Анализ лингвистических данных: квантитативные методы и визуализация

Магистратура 2020/2021

Статус: Курс обязательный (Компьютерная лингвистика)

Направление: 45.04.03. Фундаментальная и прикладная лингвистика

Кто читает: Школа лингвистики

Где читается: Факультет гуманитарных наук

Когда читается: 1-й курс, 3, 4 модуль

Формат изучения: без онлайн-курса

Охват аудитории: для своего кампуса

Преподаватели: Ляшевская Ольга Николаевна, Поздняков Иван Сергеевич

Прогр. обучения: Компьютерная лингвистика

Язык: английский

Кредиты: 5

Контактные часы: 64

Full Syllabus

Abstract

The course is devoted to modern methods of data analysis, as applied to linguistic data, including methods of statistical inference and explanatory data analysis with visualizations.
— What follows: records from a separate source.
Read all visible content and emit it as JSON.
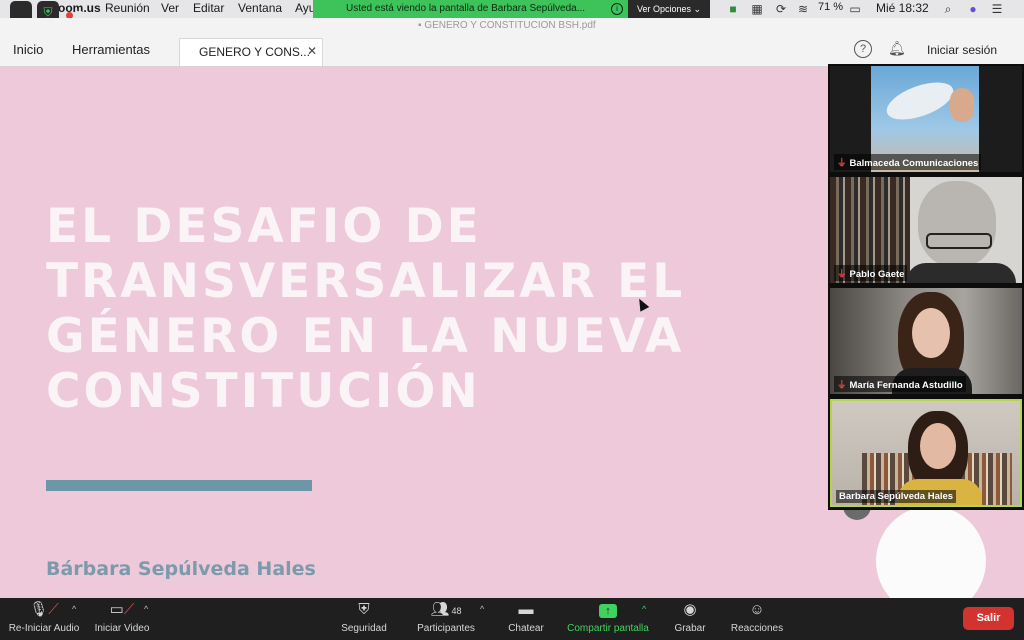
{
  "menubar": {
    "app": "zoom.us",
    "items": [
      "Reunión",
      "Ver",
      "Editar",
      "Ventana",
      "Ayu"
    ],
    "recording": "Recording",
    "battery": "71 %",
    "clock": "Mié 18:32"
  },
  "share_banner": {
    "text": "Usted está viendo la pantalla de Barbara Sepúlveda...",
    "view_options": "Ver Opciones"
  },
  "document": {
    "title": "GENERO Y CONSTITUCION BSH.pdf"
  },
  "tabbar": {
    "home": "Inicio",
    "tools": "Herramientas",
    "active_tab": "GENERO Y CONS...",
    "signin": "Iniciar sesión"
  },
  "slide": {
    "title": "EL DESAFIO DE TRANSVERSALIZAR EL GÉNERO EN LA NUEVA CONSTITUCIÓN",
    "author": "Bárbara Sepúlveda Hales"
  },
  "participants": [
    {
      "name": "Balmaceda Comunicaciones",
      "muted": true
    },
    {
      "name": "Pablo Gaete",
      "muted": true
    },
    {
      "name": "María Fernanda Astudillo",
      "muted": true
    },
    {
      "name": "Barbara Sepúlveda Hales",
      "muted": false,
      "active_speaker": true
    }
  ],
  "toolbar": {
    "audio": "Re-Iniciar Audio",
    "video": "Iniciar Video",
    "security": "Seguridad",
    "participants": "Participantes",
    "participants_count": "48",
    "chat": "Chatear",
    "share": "Compartir pantalla",
    "record": "Grabar",
    "reactions": "Reacciones",
    "leave": "Salir"
  },
  "colors": {
    "slide_bg": "#edc9d9",
    "slide_title": "#fbf4f7",
    "accent_bar": "#6d97a8",
    "author": "#7c9aac",
    "zoom_green": "#3fd35e",
    "leave_red": "#d3332e"
  }
}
We begin with theoretical background in mathematical statistics and discuss limitations of statistical methods and their applicability to linguistical problems. From practical point of view, we use R system to do actual analysis with real datasets. We also discuss different visualization techniques using popular library ggplot2.

Learning Objectives

Within this course you will: ● learn about the principal steps of a quantitative research in linguistics; ● learn about the possibilities and limitations of quantitative approaches as applied to different research questions; ● learn to formulate research questions and develop them into testable hypotheses; ● explore the possibilities of data collection and different approaches to sampling; ● learn to evaluate the quality of a quantitative approach; ● study the most common corpus, experimental, and mixed design of the linguistic studies and learn to evaluate research plans, discover and prevent the associated threats to data validity; ● practice in preparing your quantitative data for analysis, evaluating the quality of your data; treating missing data; ● learn about the possibilities and limitations of conventional statistical techniques and criteria, as well as some popular contemporary multivariate statistical methods; ● learn to choose and apply in practice a set of appropriate statistical tests for your research question.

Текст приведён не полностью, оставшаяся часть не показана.